Kootenai National Forest officials denied the group’s administrative appeals in July and September. The text of those denials was not posted on the Forest Service’s Web site and a Forest Service official was not able to provide additional information Wednesday.

Fish and Wildlife Service reviewers also supported the three sales, known as the Grizzly Vegetation and Transportation Management Project, the Miller West Fisher Project, and the Little Beaver Hazardous Fuels Reduction Project. The projects would build 14 miles of new roads, reopen 8.5 miles of closed roads and reconstruct 2.4 miles of existing road.

District Court Judge Don Molloy blocked a similar timber sale near Troy in 2008 after agreeing with Alliance of the Wild Rockies that the bears’ security was improperly considered. Molloy is also receiving this new lawsuit.

The Grizzly Vegetation project is also in territory where Sen. Jon Tester’s proposed Forest Jobs and Recreation Act would require 3,000 acres of additional logging a year for the next decade. Garrity said passage of that bill would further diminish the remaining safe habitat for Yaak grizzly bears.

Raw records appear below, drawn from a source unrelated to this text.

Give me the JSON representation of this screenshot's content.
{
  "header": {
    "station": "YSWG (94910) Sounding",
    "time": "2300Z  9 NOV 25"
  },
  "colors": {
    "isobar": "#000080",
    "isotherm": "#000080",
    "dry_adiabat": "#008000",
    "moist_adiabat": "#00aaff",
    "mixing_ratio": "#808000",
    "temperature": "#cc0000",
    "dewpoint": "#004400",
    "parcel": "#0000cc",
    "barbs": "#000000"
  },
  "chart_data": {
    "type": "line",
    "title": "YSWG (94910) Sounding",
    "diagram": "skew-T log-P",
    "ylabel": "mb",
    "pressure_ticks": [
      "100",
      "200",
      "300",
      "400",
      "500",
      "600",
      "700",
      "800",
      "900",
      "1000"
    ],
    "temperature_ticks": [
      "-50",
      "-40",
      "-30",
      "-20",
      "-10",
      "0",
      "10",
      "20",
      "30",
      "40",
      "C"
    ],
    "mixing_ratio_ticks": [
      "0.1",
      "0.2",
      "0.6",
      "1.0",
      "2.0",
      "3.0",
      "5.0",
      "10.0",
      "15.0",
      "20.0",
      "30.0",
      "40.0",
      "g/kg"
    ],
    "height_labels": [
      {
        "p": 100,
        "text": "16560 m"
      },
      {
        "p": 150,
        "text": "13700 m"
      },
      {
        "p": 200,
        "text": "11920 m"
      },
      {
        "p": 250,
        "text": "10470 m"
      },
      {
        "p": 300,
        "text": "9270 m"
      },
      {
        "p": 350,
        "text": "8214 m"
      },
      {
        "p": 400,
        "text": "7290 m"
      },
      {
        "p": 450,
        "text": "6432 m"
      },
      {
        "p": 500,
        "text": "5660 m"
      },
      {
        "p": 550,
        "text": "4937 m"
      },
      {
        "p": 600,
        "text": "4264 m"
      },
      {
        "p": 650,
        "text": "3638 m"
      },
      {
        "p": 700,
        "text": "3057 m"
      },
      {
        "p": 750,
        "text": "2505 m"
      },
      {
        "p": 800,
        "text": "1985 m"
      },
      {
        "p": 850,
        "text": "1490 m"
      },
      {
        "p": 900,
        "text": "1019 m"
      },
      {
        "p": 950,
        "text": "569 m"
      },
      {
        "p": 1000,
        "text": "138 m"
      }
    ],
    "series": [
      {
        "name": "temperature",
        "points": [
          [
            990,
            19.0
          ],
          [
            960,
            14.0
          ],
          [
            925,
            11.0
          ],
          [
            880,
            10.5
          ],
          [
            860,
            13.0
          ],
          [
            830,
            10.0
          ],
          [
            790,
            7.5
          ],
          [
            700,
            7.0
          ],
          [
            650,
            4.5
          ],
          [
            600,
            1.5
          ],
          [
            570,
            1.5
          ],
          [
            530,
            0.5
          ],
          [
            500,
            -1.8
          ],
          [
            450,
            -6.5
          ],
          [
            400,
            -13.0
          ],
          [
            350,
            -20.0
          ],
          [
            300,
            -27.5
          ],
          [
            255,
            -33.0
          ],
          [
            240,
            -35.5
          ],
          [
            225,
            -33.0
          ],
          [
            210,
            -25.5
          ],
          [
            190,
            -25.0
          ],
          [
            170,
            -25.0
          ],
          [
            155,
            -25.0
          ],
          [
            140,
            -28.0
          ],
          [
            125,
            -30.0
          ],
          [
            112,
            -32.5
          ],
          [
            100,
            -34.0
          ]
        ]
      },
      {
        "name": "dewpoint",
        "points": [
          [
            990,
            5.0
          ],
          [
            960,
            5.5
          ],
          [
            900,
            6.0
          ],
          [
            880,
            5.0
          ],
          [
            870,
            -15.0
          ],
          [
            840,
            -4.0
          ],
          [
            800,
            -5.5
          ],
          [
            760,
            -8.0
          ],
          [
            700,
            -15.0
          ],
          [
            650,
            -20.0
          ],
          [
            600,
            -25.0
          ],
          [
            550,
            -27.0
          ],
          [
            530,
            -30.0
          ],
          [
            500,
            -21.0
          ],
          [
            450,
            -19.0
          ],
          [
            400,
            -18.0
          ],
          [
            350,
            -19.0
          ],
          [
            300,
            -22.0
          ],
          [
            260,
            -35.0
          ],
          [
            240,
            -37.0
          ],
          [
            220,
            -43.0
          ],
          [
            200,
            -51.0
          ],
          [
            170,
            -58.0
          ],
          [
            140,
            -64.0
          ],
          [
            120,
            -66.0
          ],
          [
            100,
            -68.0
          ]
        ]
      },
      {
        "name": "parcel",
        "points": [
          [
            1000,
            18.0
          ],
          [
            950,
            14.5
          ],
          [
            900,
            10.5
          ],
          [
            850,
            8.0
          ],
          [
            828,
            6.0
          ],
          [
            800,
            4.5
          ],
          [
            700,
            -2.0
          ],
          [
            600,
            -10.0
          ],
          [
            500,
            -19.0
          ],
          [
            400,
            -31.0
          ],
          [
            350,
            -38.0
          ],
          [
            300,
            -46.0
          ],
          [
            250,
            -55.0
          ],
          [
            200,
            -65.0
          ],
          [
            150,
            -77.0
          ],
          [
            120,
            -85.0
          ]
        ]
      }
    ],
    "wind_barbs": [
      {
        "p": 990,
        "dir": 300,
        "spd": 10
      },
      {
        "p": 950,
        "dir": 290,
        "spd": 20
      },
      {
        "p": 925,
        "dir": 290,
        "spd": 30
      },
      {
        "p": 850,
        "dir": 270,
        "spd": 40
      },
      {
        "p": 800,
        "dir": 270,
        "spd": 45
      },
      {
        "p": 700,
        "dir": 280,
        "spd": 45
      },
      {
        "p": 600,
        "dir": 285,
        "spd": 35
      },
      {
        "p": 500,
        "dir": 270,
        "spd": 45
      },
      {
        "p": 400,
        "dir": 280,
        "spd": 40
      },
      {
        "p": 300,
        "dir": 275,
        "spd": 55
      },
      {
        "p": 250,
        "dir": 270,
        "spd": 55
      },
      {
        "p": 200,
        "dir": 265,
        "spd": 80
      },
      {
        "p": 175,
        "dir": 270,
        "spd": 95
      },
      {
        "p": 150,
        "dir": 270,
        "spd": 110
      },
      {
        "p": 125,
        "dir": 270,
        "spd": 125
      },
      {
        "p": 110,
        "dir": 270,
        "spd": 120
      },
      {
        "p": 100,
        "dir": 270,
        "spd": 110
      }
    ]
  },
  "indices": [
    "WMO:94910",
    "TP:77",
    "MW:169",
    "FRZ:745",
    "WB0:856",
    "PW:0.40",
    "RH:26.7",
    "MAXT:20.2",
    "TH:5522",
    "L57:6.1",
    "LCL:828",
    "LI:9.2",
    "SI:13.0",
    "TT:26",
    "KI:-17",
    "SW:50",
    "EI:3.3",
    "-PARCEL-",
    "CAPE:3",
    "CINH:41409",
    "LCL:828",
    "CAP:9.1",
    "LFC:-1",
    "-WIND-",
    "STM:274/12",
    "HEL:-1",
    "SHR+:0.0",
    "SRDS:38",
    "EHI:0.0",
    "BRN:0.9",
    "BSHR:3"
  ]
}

The area supported about 40 grizzlies in around 2008, but there have been 24 documented bear kills there between 1999 and 2005, Garrity said. Part of the lawsuit alleges the Forest Service and Fish and Wildlife Service have failed to account for discrepancies in their own bear research dating back to the mid-1990s.

“That entire habitat is threatened,” Garrity said. “We’ve been fighting this for a long time.”

Logging work is expected to resume in June 2010.